Edge Computing for Effective and Efficient Traffic Characterization

Department of Electrical and Computer Engineering

Date & location

  • Wednesday, May 22, 2024

  • 11:00 A.M.

  • Virtual Defence

Reviewers

Supervisory Committee

  • Dr. T. Aaron Gulliver, Department of Electrical and Computer Engineering, University of Victoria (Co-Supervisor)

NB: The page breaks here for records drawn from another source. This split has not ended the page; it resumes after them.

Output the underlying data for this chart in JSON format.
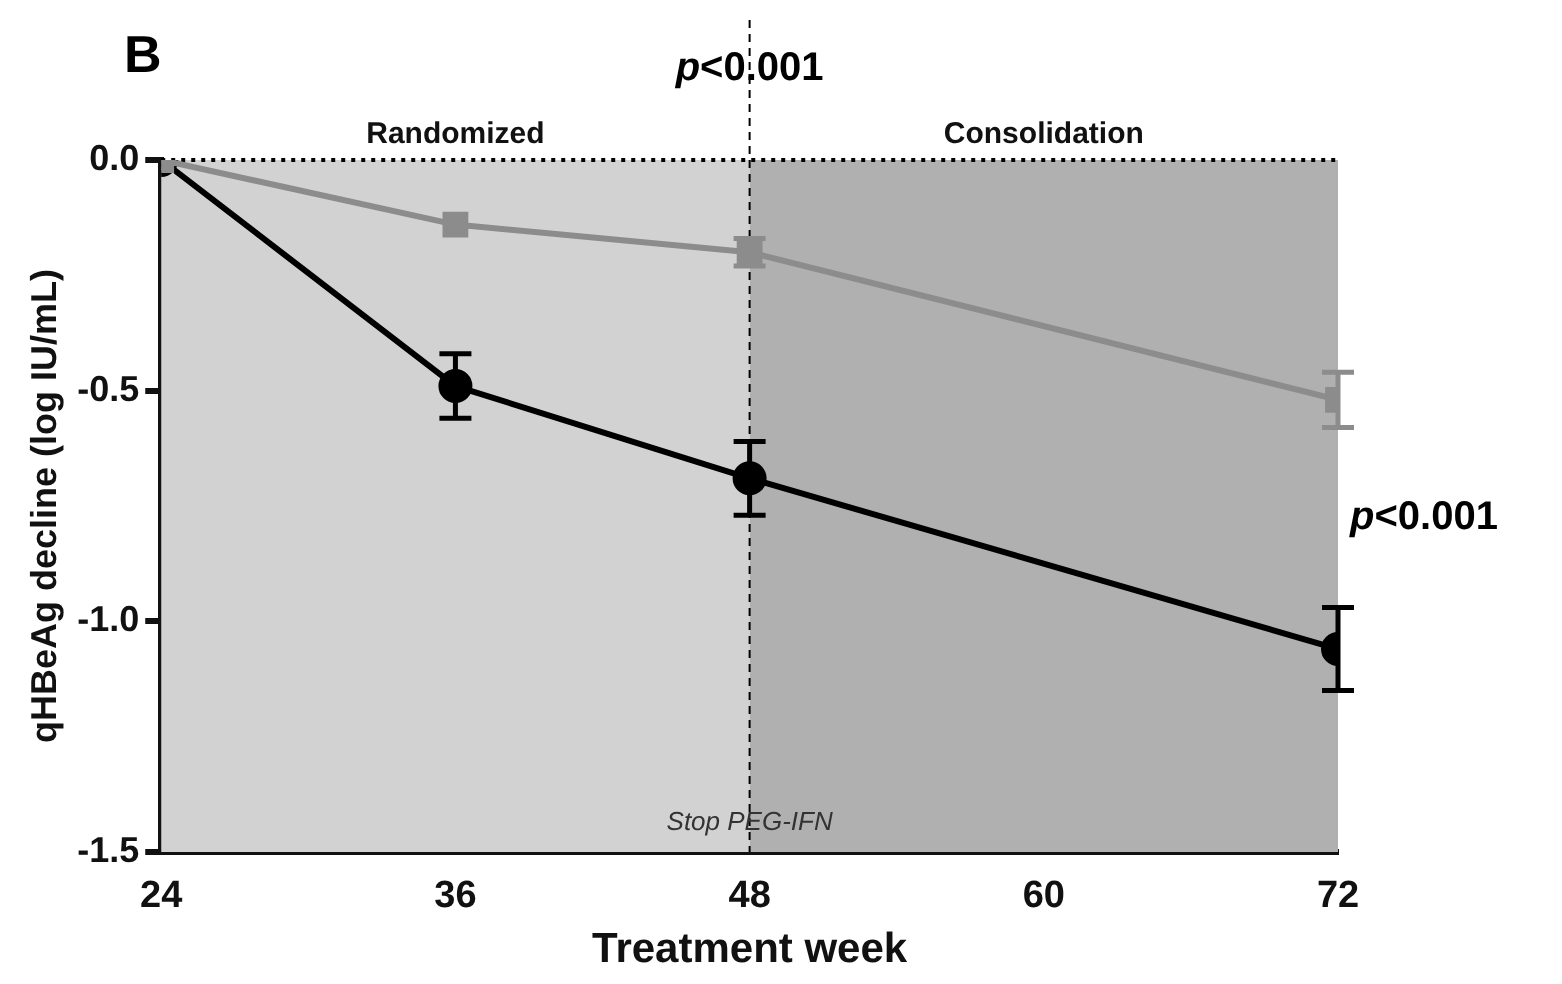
{
  "chart_data": {
    "type": "line",
    "xlabel": "Treatment week",
    "ylabel": "qHBeAg decline (log IU/mL)",
    "x": [
      24,
      36,
      48,
      72
    ],
    "xlim": [
      24,
      72
    ],
    "xticks": [
      24,
      36,
      48,
      60,
      72
    ],
    "ylim": [
      -1.5,
      0
    ],
    "yticks": [
      {
        "value": 0,
        "label": "0.0"
      },
      -0.5,
      {
        "value": -1,
        "label": "-1.0"
      },
      -1.5
    ],
    "grid": false,
    "legend": false,
    "series": [
      {
        "color": "#8c8c8c",
        "marker": "square",
        "values": [
          0,
          -0.14,
          -0.2,
          -0.52
        ],
        "errors": [
          null,
          null,
          0.03,
          0.06
        ]
      },
      {
        "color": "#000000",
        "marker": "circle",
        "values": [
          0,
          -0.49,
          -0.69,
          -1.06
        ],
        "errors": [
          null,
          0.07,
          0.08,
          0.09
        ]
      }
    ],
    "bands": [
      {
        "axis": "x",
        "from": 24,
        "to": 48,
        "label": "Randomized",
        "color": "#d2d2d2"
      },
      {
        "axis": "x",
        "from": 48,
        "to": 72,
        "label": "Consolidation",
        "color": "#b0b0b0"
      }
    ],
    "ref_lines": [
      {
        "axis": "x",
        "value": 48,
        "label": "Stop PEG-IFN",
        "line_style": "dashed",
        "color": "#000000"
      },
      {
        "axis": "y",
        "value": 0,
        "line_style": "dotted",
        "color": "#000000"
      }
    ],
    "annotations": [
      "B",
      {
        "text": "p<0.001",
        "x": 48
      },
      {
        "text": "p<0.001",
        "x": 72,
        "y": -0.8
      }
    ]
  }
}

  • Dr. Zawar Khan, Department of Electrical and Computer Engineering, UVic (Co-Supervisor) 

External Examiner

  • Dr. Phalguni Mukhopadhyaya, Department of Civil Engineering, University of Victoria 

Chair of Oral Examination

  •  Dr. Gina Harrison, Department of Educational Psychology and Leadership Studies, UVic

Abstract

Traffic flow analysis is essential to develop smart urban mobility solutions. Many advanced traffic flow monitoring solutions have been proposed but they employ only a small number of parameters. To overcome this limitation, an edge computing solution is proposed based on nine traffic parameters, namely, vehicle count, direction, speed, and type, flow, peak hour factor, density, time headway, and distance headway. This solution is low cost, low power, low data bandwidth, and easy to install, deploy and maintain. It is a sensor node comprised of an RPi 4, Pi Camera, Intel Movidius NCS2, Xiaomi MI Power Bank, and Zong 4G Bolt+. Pre-trained models from the OpenVINO Toolkit are employed for vehicle detection and classification, and a CRA is used to estimate vehicle speed. The measured traffic parameters are transmitted to the ThingSpeak cloud platform via 4G. The proposed solution was field-tested for one week (7 h/day), with approximately 10,000 vehicles per day. The count, classification, and speed accuracies obtained were 79.8%, 93.2%, and 82.9%, respectively. The sensor node can operate for approximately 8 h with a 10,000 mAh power bank and the required data bandwidth is 1.5 MB/h. The proposed edge computing solution overcomes the limitations of existing traffic monitoring systems and can work in hostile environments.